Wednesday, August 02, 2006

Wash my mouth out with soap, please

Here's some of the breakdown of my job, which, for the record, I love: 25% Slavic language monograph cataloging, 10% cartographic materials cataloging, 20% generating digital content. So, if you have a digitized photograph of a Russian map in need of access points, I'm the man to see. I also catalog pictures, or, rather, create metadata describing digital images. This morning I volunteered for an informal usability study of possible interfaces for the library's online exhibit of University of Oregon Sports History. I enjoyed it, and hope that I provided some of whatever it was they sought. At one point, I was faced with an icon of a baseball and the year 1944. (Nevermind that there was no college baseball at Oregon in 1944 because of World War II.) It made sense to me that if I were to click on the baseball, in whatever year, I would call forth all baseball images from that year. Nope. Not the case. I won't go into why not. It is irrelevant for our purposes here dear reader.
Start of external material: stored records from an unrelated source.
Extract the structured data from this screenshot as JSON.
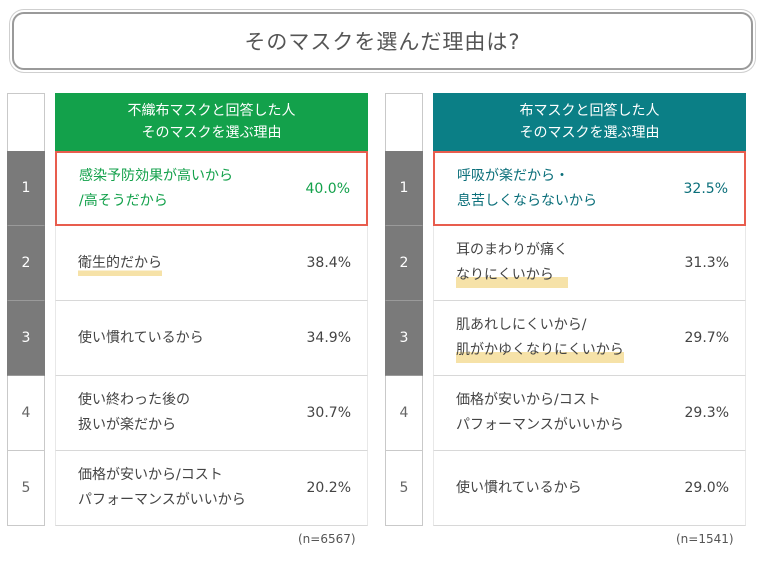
{
  "title": "そのマスクを選んだ理由は?",
  "chart_data": [
    {
      "type": "table",
      "header": [
        "不織布マスクと回答した人",
        "そのマスクを選ぶ理由"
      ],
      "header_color": "#13a14b",
      "accent_text_color": "#13a14b",
      "ranks": [
        "1",
        "2",
        "3",
        "4",
        "5"
      ],
      "reasons": [
        "感染予防効果が高いから\n/高そうだから",
        "衛生的だから",
        "使い慣れているから",
        "使い終わった後の\n扱いが楽だから",
        "価格が安いから/コスト\nパフォーマンスがいいから"
      ],
      "percent_labels": [
        "40.0%",
        "38.4%",
        "34.9%",
        "30.7%",
        "20.2%"
      ],
      "values": [
        40.0,
        38.4,
        34.9,
        30.7,
        20.2
      ],
      "underlined": [
        false,
        true,
        false,
        false,
        false
      ],
      "sample": "(n=6567)"
    },
    {
      "type": "table",
      "header": [
        "布マスクと回答した人",
        "そのマスクを選ぶ理由"
      ],
      "header_color": "#0b7f86",
      "accent_text_color": "#0b6f7a",
      "ranks": [
        "1",
        "2",
        "3",
        "4",
        "5"
      ],
      "reasons": [
        "呼吸が楽だから・\n息苦しくならないから",
        "耳のまわりが痛く\nなりにくいから",
        "肌あれしにくいから/\n肌がかゆくなりにくいから",
        "価格が安いから/コスト\nパフォーマンスがいいから",
        "使い慣れているから"
      ],
      "percent_labels": [
        "32.5%",
        "31.3%",
        "29.7%",
        "29.3%",
        "29.0%"
      ],
      "values": [
        32.5,
        31.3,
        29.7,
        29.3,
        29.0
      ],
      "underlined": [
        false,
        true,
        true,
        false,
        false
      ],
      "sample": "(n=1541)"
    }
  ],
  "colors": {
    "rank_dark": "#7a7a7a",
    "highlight_border": "#e85d4e",
    "underline": "#f6e2a8"
  }
}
What matters is that I offered my opinion that it would be, should be, pretty easy to "map it to the metadata." Before the words had completed their escape (yes, escape) from my mouth, I felt dirty. Intuitively dirty. Filthy even. Fortunately for me, there are some old Russian children's books for me to catalog. Something pure. Something tangible. Something real. The simple act of cataloging a book! All I have to do is get past the drop-down menu from which I apply the online constant data selected from the list.